Wer heute von der Deutschschweiz ins Tessin will, kann bequem mit dem Auto oder dem Zug durch einen Tunnel fahren. Vor der Eröffnung des Gotthardtunnels im Jahr 1882 musste der mühsame Weg durch enge Schluchten und über reissende Bäche über den Gotthardpass genommen werden.

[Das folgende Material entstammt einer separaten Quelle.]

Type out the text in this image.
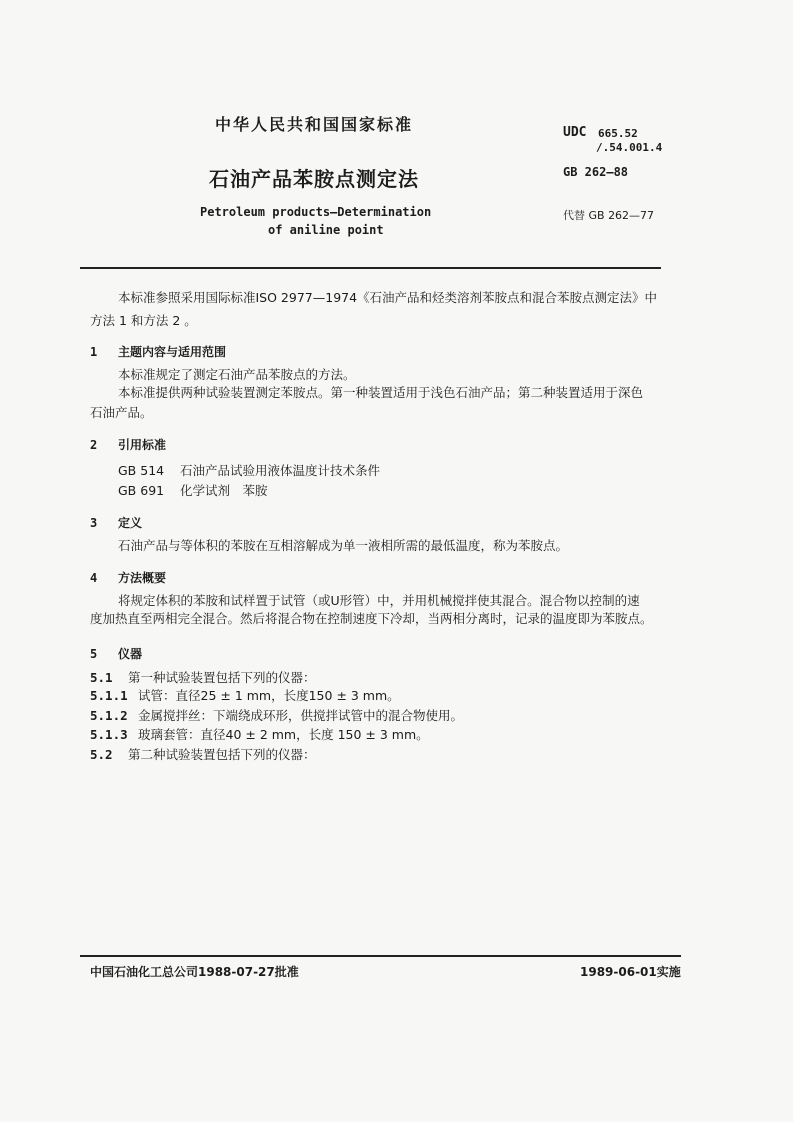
中华人民共和国国家标准	UDC 665.52
/.54.001.4
石油产品苯胺点测定法	GB 262—88
Petroleum products—Determination
of aniline point
代替 GB 262—77
本标准参照采用国际标准ISO 2977—1974《石油产品和烃类溶剂苯胺点和混合苯胺点测定法》中
方法 1 和方法 2 。
1 主题内容与适用范围
本标准规定了测定石油产品苯胺点的方法。
本标准提供两种试验装置测定苯胺点。第一种装置适用于浅色石油产品；第二种装置适用于深色
石油产品。
2 引用标准
GB 514 石油产品试验用液体温度计技术条件
GB 691 化学试剂　苯胺
3 定义
石油产品与等体积的苯胺在互相溶解成为单一液相所需的最低温度，称为苯胺点。
4 方法概要
将规定体积的苯胺和试样置于试管（或U形管）中，并用机械搅拌使其混合。混合物以控制的速
度加热直至两相完全混合。然后将混合物在控制速度下冷却，当两相分离时，记录的温度即为苯胺点。
5 仪器
5.1 第一种试验装置包括下列的仪器：
5.1.1 试管：直径25 ± 1 mm，长度150 ± 3 mm。
5.1.2 金属搅拌丝：下端绕成环形，供搅拌试管中的混合物使用。
5.1.3 玻璃套管：直径40 ± 2 mm，长度 150 ± 3 mm。
5.2 第二种试验装置包括下列的仪器：
中国石油化工总公司1988-07-27批准	1989-06-01实施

Erst zu Beginn des 19. Jahrhunderts wurde der Weg vom Kanton Uri über den Gotthardpass ins Tessin befahrbar gemacht. Der mittelalterliche Gotthardweg genügte den steigenden Verkehrsbedürfnissen nicht mehr und andere, bereits ausgebaute Passstrassen wie über den Simplon, Splügen oder San Bernardino wurden zur Konkurrenz.
Die neue Strasse vom Vierwaldstättersee bis ins Tessin wurde 1830 eröffnet. Zu diesem Anlass erschien das Werk «Zwölf Ansichten der neuen St. Gotthards-Strasse» mit Landschaftsillustrationen aus der Hand des Schweizer Malers, Zeichners und Radierers Joseph Meinrad Kälin (1792 – 1834). Ergänzt wurden die Bilder durch naturkundliche, geographischen und historischen Beschreibungen der Gegend, durch welche diese neue Strasse führt. Verfasst wurden diese Texte von einem Einheimischen, dem Altdorfer Arzt und Politiker Karl Franz Lusser (1790-1859). Er interessierte sich für Urner Geografie und Landeskunde, veröffentlichte Schriften zur Geschichte des Kantons Uri, war Mitglied der Schweizerischen Naturforschenden Gesellschaft und später Landammann.
Vom Säumerweg zur Postkutschenstrasse
«Wo früher mit bedächtigem Schritt das Saumross unter tausend Flüchen und Schlagen des rohen Säumers über den rauhen und unebenen Felsenpfad die Kaufmannswaaren auf wundem Rücken trug, da knarrt jetzt der reichbefrachtete Wagen, und leicht und sicher rollen auf beynahe ebener Strasse die Kutschen der Reisenden dahin» (S. 3)
Über die Geschichte der Fahrbarmachung des Gotthardpasses und wie es in dem verarmten Kanton Uri überhaupt möglich wurde ein solches Bauwerk zu realisieren, darüber schreibt Lusser in der Einleitung:
«Es wurde ein Plan entworfen, Geld auf dem Wege von Actien aufzunehmen, aus dem Ertrage des Zolles dasselbe zu verzinsen und zugleich nach und nach abzubezahlen. Am ersten Sonntag im May 1820 wurde in versammelter Landsgemeinde die Sache dem Volke vorgelegt und erörtert. Dieses, gewohnt, sich von seinen selbstgewählten Vorstehern väterlich geleitet zu sehen, beschloss fast einmüthig die Fahrbarmachung der Strasse von Amstäg bis Göschinen. […] Der Bau wurde bald hierauf begonnen und im Herbst 1822 nach dem Plane des Tessinischen Staatsraths Meschini vollendet; freylich nicht ganz zur allgemeinen Zufriedenheit, indem mehrere Stellen bald wieder einstürzten und neu gebaut werden mussten, woraus unangenehme Streitigkeiten entstanden.» (S. 2)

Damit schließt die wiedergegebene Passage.